Quanto il segnale inviato agli Usa sarà forte, dipen­derà da due fat­tori. Il primo, tutto da costruire, riguar­derà l’efficacia delle poli­ti­che che saranno messe in atto per dare sostanza alla Dichia­ra­zione dell’Avana, un docu­mento che non ha valore vin­co­lante ma dipende dalla volontà dei vari governi di met­terne in atto le rac­co­man­da­zioni.

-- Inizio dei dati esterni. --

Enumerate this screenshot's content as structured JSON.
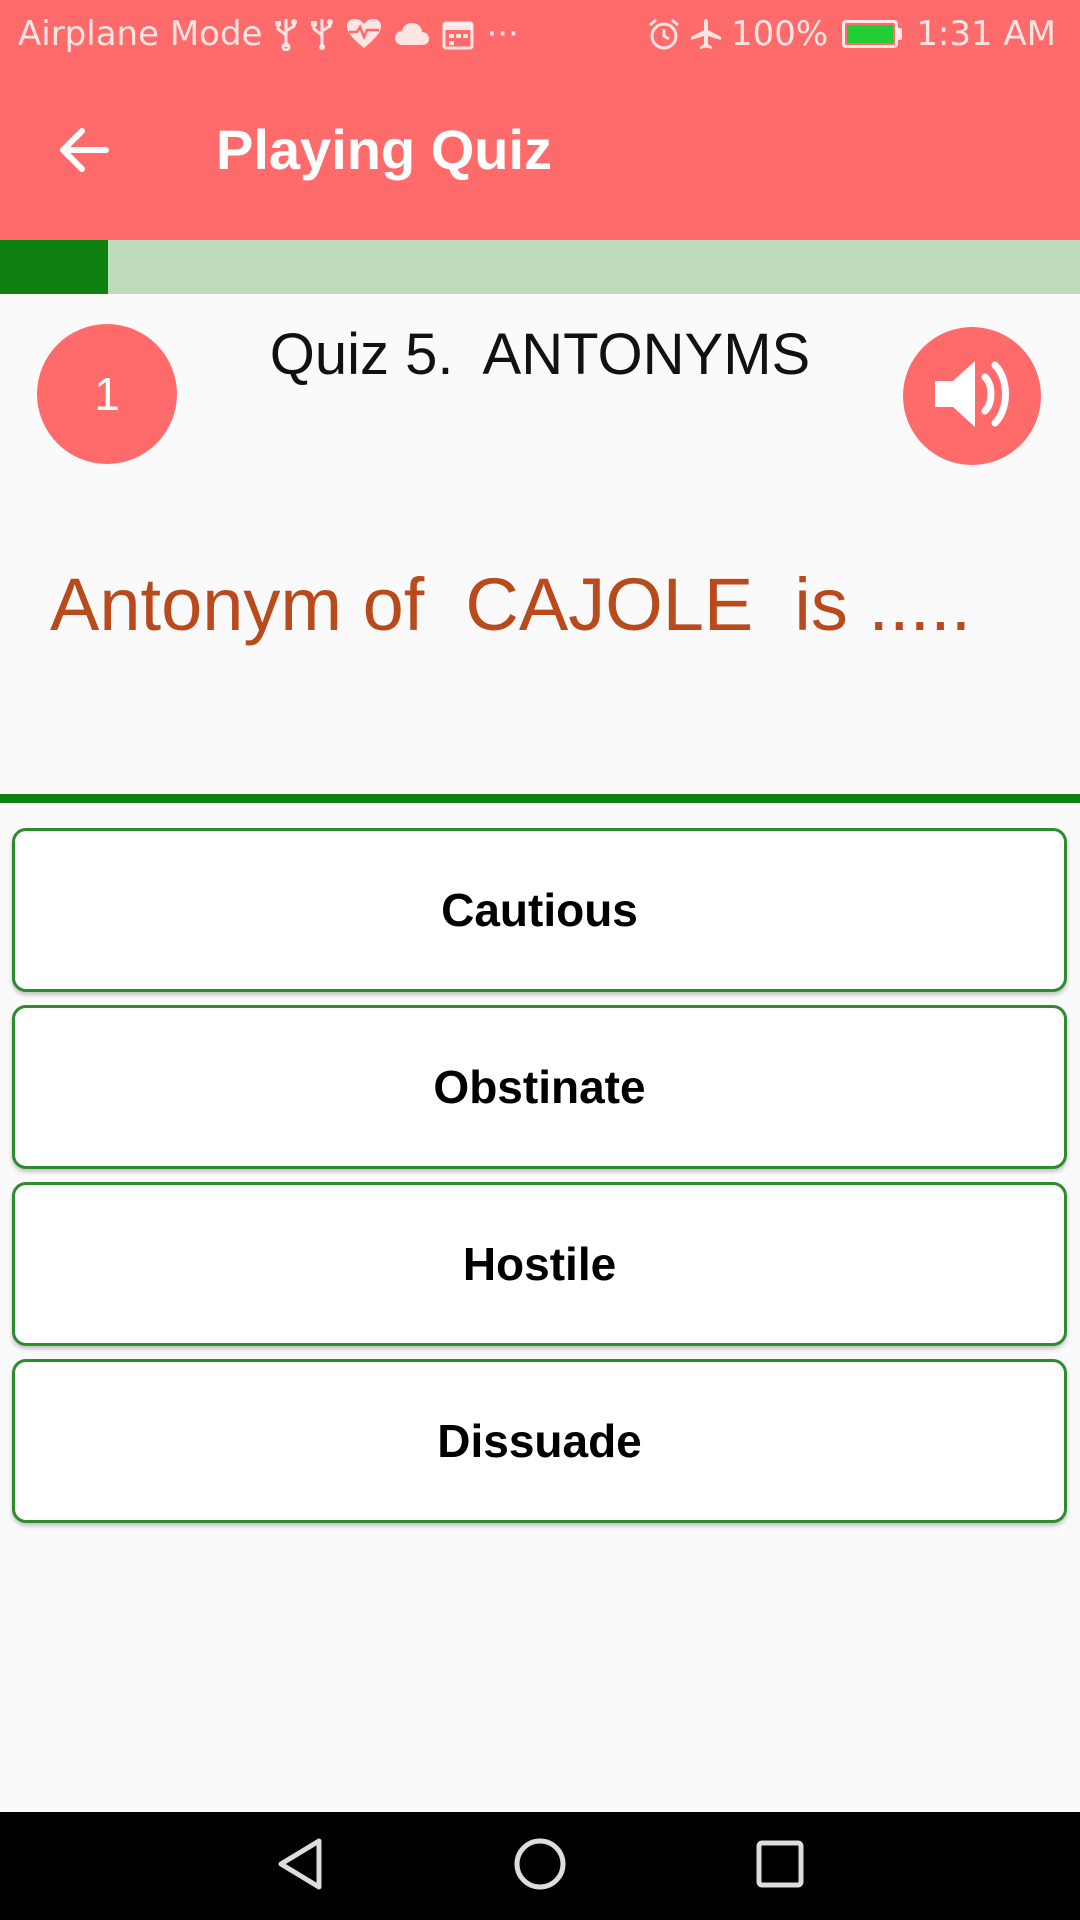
{
  "status_bar": {
    "left_text": "Airplane Mode",
    "left_icons": [
      "usb-icon",
      "usb-icon",
      "heart-monitor-icon",
      "cloud-icon",
      "calendar-icon",
      "more-notifications-icon"
    ],
    "more_label": "···",
    "right_icons": [
      "alarm-icon",
      "airplane-icon"
    ],
    "battery": "100%",
    "battery_level": 1.0,
    "time": "1:31 AM"
  },
  "app_bar": {
    "title": "Playing Quiz",
    "back_icon": "arrow-back-icon",
    "background_color": "#ff6b6b"
  },
  "progress": {
    "value": 0.1,
    "fill_color": "#0f8110",
    "track_color": "#bedcbb"
  },
  "quiz": {
    "question_number": "1",
    "title": "Quiz 5.  ANTONYMS",
    "sound_icon": "volume-icon",
    "question": "Antonym of  CAJOLE  is .....",
    "question_color": "#b94a1c"
  },
  "options": [
    {
      "label": "Cautious"
    },
    {
      "label": "Obstinate"
    },
    {
      "label": "Hostile"
    },
    {
      "label": "Dissuade"
    }
  ],
  "nav_bar": {
    "icons": [
      "back-triangle-icon",
      "home-circle-icon",
      "recents-square-icon"
    ]
  }
}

E di farlo in modo coor­di­nato ed «evi­tando di costruire una nuova buro­cra­zia», come ha richie­sto la pre­si­denta dell’Argentina, la quale ha rac­co­man­dato che ogni governo della Celac crei al suo interno un appo­sito «spa­zio isti­tu­zio­nale dedi­cato all’integrazione».
Il secondo , ma non certo secon­da­rio, fat­tore riguarda la rea­zione di Washing­ton. E su que­sto punto gran parte degli ana­li­sti esprime un forte scet­ti­ci­smo. È vero che il pre­si­dente Obama ha di recente dichia­rato che «la poli­tica degli Usa nei con­fronti di Cuba deve essere più crea­tiva», e che il segre­ta­rio di Stato, John Kerry abbia affer­mato che i rap­porti con gli stati dell’America latina devono essere ora basati sull’eguaglianza. Ma nei fatti, la stra­te­gia di Washing­ton rimane simile a quella del Big stick, il grosso bastone, e la pic­cola carota, a suo tempo teo­riz­zata dal pre­si­dente Theo­dore Roosevelt.